I tried changing both fasta and gif files and also STAR version, without success, I cannot seem to figure out how to make this work properly, any idea?
Thank you, L.
STAR needs about ~30Gb of RAM for human genome. Did you ensure that sufficient RAM was available?
How long did you wait? With GRCh37 (Ensembl fasta and GTF) and 8 threads and 40Gb RAM, it took me ~50mins to generate the index.
There is 192Gb of available RAM on the linux server I am using. It took an hour to complete the generation step.
Do you need the alt contigs/haplotypes? Otherwise you could take those out of the reference and generate the index.
Alex has some ready made genome indexes available here (Does include GRCh38).
I haven't worked on the GRCh38 ver. of the genome. But by 'high car numbers' did you mean chr? Those are alt. contigs. and in case of GRCh37_primary_assembly there are >80. Here is the snippet of the log file, in case it helps -
May be an obvious question but do you have enough space available on disk (and/or in /tmp)? I am not sure if STAR uses /tmp to temporarily hold files/data.
Currently I have approximately 600Gb of free space, I guess that should be more than enough for the generation step.

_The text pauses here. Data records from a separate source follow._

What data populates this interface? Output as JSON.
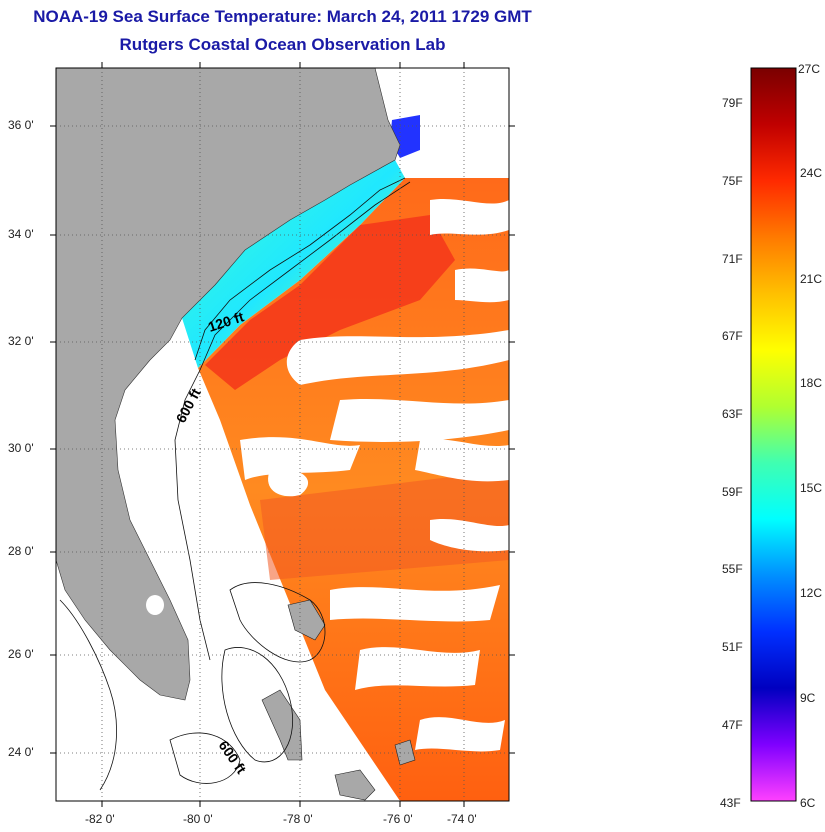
{
  "title": "NOAA-19 Sea Surface Temperature:  March 24, 2011 1729 GMT",
  "subtitle": "Rutgers Coastal Ocean Observation Lab",
  "map": {
    "lat_labels": [
      "36 0'",
      "34 0'",
      "32 0'",
      "30 0'",
      "28 0'",
      "26 0'",
      "24 0'"
    ],
    "lon_labels": [
      "-82 0'",
      "-80 0'",
      "-78 0'",
      "-76 0'",
      "-74 0'"
    ],
    "depth_labels": [
      "120 ft",
      "600 ft",
      "600 ft"
    ],
    "land_color": "#a8a8a8"
  },
  "colorbar": {
    "fahrenheit_labels": [
      "79F",
      "75F",
      "71F",
      "67F",
      "63F",
      "59F",
      "55F",
      "51F",
      "47F",
      "43F"
    ],
    "celsius_labels": [
      "27C",
      "24C",
      "21C",
      "18C",
      "15C",
      "12C",
      "9C",
      "6C"
    ],
    "colors_top_to_bottom": [
      "#7a0000",
      "#c00000",
      "#ff2a00",
      "#ff7a00",
      "#ffc000",
      "#ffff00",
      "#b0ff30",
      "#40ffb0",
      "#00ffff",
      "#0090ff",
      "#0030ff",
      "#0000c0",
      "#7f00ff",
      "#ff40ff"
    ]
  }
}
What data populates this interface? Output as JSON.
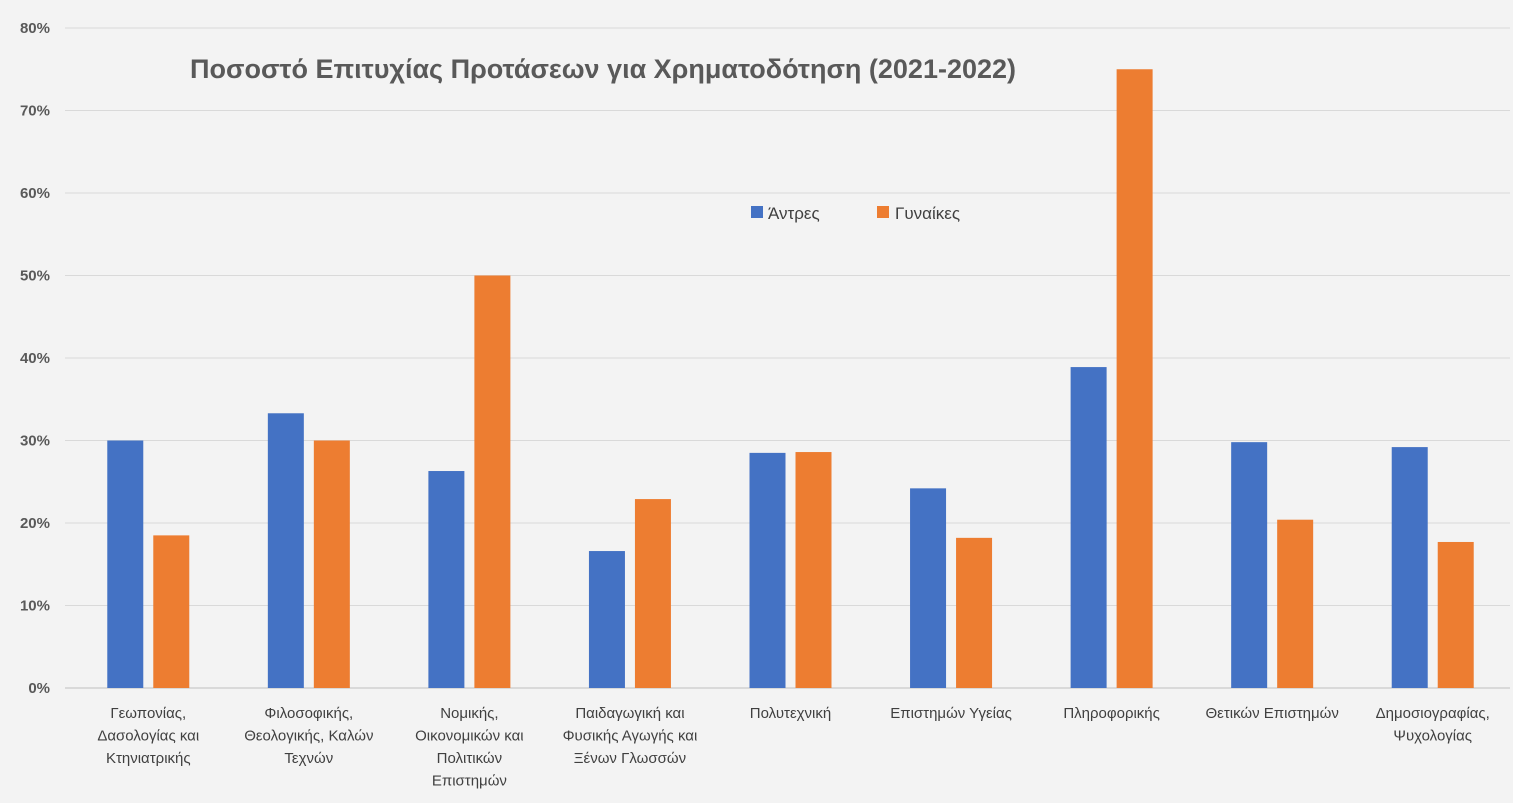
{
  "chart_data": {
    "type": "bar",
    "title": "Ποσοστό Επιτυχίας Προτάσεων για Χρηματοδότηση (2021-2022)",
    "xlabel": "",
    "ylabel": "",
    "ylim": [
      0,
      80
    ],
    "yticks": [
      "0%",
      "10%",
      "20%",
      "30%",
      "40%",
      "50%",
      "60%",
      "70%",
      "80%"
    ],
    "grid": true,
    "legend_position": "top-center",
    "categories": [
      [
        "Γεωπονίας,",
        "Δασολογίας και",
        "Κτηνιατρικής"
      ],
      [
        "Φιλοσοφικής,",
        "Θεολογικής, Καλών",
        "Τεχνών"
      ],
      [
        "Νομικής,",
        "Οικονομικών και",
        "Πολιτικών",
        "Επιστημών"
      ],
      [
        "Παιδαγωγική και",
        "Φυσικής Αγωγής και",
        "Ξένων Γλωσσών"
      ],
      [
        "Πολυτεχνική"
      ],
      [
        "Επιστημών Υγείας"
      ],
      [
        "Πληροφορικής"
      ],
      [
        "Θετικών Επιστημών"
      ],
      [
        "Δημοσιογραφίας,",
        "Ψυχολογίας"
      ]
    ],
    "series": [
      {
        "name": "Άντρες",
        "color": "#4472c4",
        "values": [
          30.0,
          33.3,
          26.3,
          16.6,
          28.5,
          24.2,
          38.9,
          29.8,
          29.2
        ]
      },
      {
        "name": "Γυναίκες",
        "color": "#ed7d31",
        "values": [
          18.5,
          30.0,
          50.0,
          22.9,
          28.6,
          18.2,
          75.0,
          20.4,
          17.7
        ]
      }
    ]
  }
}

My suspicion is that the sorting process (last line of log file) is getting killed by Kernel itself. The kernel can kill any erratic and resource hungry process without the process having any chance to grab and report the error signal. You may try these (in your order of preference) :
1) Could you re-run restricting the memory usage by using these param: --genomeSAindexNbases 12 (or even 10) --genomeSAsparseD 3 (see manual) and if that doesn't work, also try changing limitGenomeGenerateRAM to a lower limit (25GB?)
--limitGenomeGenerateRAM 25000000000
1) Even if your machine has huge RAM and disk space, you might be bound by personal quotas. Could you paste output of
ulimit -a
andquota
commands here?2) If you have permissions, check the kernel log message (grep STAR /var/log/kern.log) and system log message (grep STAR /var/log/syslog) for any unusual words like killed or aborted.

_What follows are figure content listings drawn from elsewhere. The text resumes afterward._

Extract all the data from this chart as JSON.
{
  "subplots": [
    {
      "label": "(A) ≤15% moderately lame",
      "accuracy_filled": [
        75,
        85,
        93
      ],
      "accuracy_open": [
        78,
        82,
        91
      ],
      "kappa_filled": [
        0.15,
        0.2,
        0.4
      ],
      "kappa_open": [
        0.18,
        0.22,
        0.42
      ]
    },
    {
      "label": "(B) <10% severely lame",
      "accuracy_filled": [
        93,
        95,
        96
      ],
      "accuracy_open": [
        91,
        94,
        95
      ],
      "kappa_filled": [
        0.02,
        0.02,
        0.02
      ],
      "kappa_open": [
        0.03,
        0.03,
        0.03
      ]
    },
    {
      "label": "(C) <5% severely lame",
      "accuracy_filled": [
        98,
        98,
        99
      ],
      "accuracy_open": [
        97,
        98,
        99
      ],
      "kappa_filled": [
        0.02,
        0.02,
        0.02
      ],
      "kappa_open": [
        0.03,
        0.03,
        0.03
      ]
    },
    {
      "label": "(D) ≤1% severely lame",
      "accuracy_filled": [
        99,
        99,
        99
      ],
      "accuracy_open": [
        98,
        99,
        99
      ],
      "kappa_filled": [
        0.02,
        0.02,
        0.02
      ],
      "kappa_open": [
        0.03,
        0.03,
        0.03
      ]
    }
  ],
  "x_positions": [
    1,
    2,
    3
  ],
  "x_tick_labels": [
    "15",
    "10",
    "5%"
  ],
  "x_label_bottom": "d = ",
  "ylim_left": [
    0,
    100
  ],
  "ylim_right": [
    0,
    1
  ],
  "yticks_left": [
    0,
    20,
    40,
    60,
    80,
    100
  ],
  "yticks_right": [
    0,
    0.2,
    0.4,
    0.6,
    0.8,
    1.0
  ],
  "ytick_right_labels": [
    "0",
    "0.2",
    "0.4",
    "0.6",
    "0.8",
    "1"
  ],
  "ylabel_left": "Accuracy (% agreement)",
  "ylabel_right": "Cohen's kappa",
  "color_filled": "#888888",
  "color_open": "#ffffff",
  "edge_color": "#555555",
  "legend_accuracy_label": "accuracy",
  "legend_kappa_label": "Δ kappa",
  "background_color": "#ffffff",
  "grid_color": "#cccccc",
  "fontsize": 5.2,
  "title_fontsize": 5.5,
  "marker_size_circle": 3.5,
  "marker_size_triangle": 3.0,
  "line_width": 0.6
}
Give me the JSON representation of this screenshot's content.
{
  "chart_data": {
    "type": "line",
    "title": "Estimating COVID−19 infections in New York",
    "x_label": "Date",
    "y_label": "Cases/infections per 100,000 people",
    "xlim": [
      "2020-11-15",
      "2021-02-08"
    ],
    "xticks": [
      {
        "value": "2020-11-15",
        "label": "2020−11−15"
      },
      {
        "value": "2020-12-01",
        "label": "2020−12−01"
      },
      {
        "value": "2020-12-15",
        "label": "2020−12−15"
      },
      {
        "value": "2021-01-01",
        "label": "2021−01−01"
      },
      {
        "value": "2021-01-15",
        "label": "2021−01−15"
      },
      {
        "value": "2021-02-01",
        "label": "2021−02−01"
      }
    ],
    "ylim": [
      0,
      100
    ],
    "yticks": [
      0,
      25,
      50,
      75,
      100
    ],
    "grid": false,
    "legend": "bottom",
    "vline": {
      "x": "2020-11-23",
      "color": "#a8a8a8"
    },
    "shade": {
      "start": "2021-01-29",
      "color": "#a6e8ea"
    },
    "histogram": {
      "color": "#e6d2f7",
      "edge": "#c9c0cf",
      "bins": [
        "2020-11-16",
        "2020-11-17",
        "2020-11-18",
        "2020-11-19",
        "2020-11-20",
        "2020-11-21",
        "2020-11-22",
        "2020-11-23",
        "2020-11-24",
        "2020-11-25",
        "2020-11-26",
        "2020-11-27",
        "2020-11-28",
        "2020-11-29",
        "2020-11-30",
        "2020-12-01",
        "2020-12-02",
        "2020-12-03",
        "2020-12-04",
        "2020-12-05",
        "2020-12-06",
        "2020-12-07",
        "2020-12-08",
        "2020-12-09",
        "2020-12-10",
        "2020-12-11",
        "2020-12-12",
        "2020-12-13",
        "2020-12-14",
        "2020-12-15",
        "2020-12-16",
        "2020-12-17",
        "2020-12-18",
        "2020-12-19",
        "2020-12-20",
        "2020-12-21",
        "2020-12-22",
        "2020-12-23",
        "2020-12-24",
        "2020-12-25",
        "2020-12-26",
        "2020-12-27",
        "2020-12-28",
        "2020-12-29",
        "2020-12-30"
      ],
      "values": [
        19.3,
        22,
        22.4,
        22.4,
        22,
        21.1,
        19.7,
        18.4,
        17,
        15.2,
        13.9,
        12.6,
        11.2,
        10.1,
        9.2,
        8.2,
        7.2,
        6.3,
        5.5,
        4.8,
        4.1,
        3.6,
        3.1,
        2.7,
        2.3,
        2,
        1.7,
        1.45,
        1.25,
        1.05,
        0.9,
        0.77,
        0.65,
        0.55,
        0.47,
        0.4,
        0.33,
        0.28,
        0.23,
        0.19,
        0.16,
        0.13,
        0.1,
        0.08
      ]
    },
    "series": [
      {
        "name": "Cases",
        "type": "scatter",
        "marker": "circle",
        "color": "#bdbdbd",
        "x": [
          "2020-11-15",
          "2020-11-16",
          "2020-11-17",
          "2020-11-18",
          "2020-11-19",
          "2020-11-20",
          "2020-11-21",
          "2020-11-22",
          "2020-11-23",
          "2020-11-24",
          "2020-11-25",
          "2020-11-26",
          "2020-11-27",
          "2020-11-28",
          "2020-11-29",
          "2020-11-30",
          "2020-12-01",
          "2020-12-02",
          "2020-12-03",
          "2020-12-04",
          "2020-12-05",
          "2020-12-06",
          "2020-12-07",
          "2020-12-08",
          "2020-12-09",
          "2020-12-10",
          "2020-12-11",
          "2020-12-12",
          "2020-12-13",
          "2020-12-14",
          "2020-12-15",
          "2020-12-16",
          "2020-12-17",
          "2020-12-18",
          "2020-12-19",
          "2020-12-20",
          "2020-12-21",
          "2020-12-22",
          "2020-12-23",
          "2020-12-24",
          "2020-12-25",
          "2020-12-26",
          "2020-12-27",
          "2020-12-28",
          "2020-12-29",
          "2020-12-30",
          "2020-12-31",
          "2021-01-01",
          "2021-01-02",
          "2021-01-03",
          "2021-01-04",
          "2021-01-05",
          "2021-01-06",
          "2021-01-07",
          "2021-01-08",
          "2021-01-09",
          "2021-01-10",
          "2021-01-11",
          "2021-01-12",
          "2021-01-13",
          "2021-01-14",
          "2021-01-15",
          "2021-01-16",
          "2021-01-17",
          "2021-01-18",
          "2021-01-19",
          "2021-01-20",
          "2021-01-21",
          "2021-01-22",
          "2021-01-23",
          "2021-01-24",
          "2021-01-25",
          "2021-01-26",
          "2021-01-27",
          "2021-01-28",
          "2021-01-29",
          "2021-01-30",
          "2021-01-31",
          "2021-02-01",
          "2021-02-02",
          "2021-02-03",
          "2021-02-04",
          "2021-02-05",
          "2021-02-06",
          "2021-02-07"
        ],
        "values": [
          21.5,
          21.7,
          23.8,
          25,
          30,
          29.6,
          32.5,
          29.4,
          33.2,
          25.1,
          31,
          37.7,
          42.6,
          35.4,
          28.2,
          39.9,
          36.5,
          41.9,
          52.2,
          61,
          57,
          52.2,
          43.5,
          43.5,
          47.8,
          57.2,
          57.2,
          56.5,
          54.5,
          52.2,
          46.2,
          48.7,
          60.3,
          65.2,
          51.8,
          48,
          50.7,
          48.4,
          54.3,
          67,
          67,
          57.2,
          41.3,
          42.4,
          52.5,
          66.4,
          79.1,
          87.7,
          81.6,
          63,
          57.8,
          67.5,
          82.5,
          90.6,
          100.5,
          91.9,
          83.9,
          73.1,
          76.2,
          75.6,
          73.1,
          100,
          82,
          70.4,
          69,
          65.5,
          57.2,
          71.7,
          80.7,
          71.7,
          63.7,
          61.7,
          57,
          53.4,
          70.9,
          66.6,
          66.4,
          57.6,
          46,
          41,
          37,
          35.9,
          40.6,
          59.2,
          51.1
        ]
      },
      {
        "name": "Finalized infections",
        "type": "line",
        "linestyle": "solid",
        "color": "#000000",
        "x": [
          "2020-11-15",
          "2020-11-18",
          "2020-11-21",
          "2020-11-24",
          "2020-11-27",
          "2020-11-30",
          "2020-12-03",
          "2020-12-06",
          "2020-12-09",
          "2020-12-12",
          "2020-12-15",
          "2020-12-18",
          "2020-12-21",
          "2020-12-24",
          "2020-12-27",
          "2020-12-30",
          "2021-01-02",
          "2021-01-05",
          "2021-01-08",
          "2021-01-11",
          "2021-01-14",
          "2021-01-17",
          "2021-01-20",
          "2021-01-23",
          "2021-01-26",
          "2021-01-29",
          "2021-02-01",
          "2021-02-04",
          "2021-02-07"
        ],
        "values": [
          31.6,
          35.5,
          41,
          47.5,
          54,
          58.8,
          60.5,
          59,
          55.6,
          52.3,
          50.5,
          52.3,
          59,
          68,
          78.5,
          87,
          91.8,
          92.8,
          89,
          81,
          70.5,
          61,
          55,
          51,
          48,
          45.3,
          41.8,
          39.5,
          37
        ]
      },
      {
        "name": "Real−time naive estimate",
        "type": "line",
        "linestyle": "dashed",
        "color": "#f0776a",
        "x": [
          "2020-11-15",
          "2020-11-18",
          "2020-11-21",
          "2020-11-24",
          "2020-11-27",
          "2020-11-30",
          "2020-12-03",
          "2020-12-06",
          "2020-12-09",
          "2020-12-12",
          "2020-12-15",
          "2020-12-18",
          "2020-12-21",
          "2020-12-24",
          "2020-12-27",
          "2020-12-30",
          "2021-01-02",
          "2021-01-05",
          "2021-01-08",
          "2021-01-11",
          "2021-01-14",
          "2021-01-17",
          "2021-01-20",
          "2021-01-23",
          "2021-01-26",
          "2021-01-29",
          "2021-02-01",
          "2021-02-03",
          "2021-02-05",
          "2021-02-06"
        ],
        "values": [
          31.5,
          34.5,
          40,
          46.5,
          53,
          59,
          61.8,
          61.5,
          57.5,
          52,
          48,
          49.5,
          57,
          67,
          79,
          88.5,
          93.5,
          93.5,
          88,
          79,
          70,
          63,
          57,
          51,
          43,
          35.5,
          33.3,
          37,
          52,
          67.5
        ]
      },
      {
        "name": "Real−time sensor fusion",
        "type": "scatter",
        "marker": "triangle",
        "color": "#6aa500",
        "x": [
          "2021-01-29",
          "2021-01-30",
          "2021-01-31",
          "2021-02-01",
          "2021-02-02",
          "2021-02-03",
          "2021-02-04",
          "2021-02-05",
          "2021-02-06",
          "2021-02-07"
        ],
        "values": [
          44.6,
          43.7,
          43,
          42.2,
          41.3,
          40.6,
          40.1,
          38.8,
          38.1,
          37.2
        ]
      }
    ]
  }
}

Also, just to be sure, is that your complete log file?
Thanks for the advices. I will try all your suggestions and see how it goes.
for ulimit -a I obtain:
and for quota I get '
none
'.It is just an extract of the log file.
Looks everything normal here. Please also post the last lines 20-30 of log-file.
Open files/stack size may be things to follow-up on (increase both) in case you are not able to find anything else.
You may want to check with your sys admins to see if they are able to look in kernel/system logs for any other clues as suggested by @Santosh before.
Stack limit is not the culprit. It has the same (default) value on my box where I can easily do indexing. On second thoughts, open files could be if the sort or other process creating too many tmp files. Kernel / syslog might be the way to go. You may also post this in STAR mailing list. Alex is usually very responsive. And please post the answer when you get it. It's a curious case!
I tried your 1), without success so far. Apparently there has been a mixup in the installed versions and may be using 2.4.1c rather than 2.5.0a. I will try to change it and see how it goes.
what the last lines of logs says in two cases? same??
Same thing yes. With the 2.5.0a version it worked. Thanks for the help.
Thank you. Good to know that it worked finally.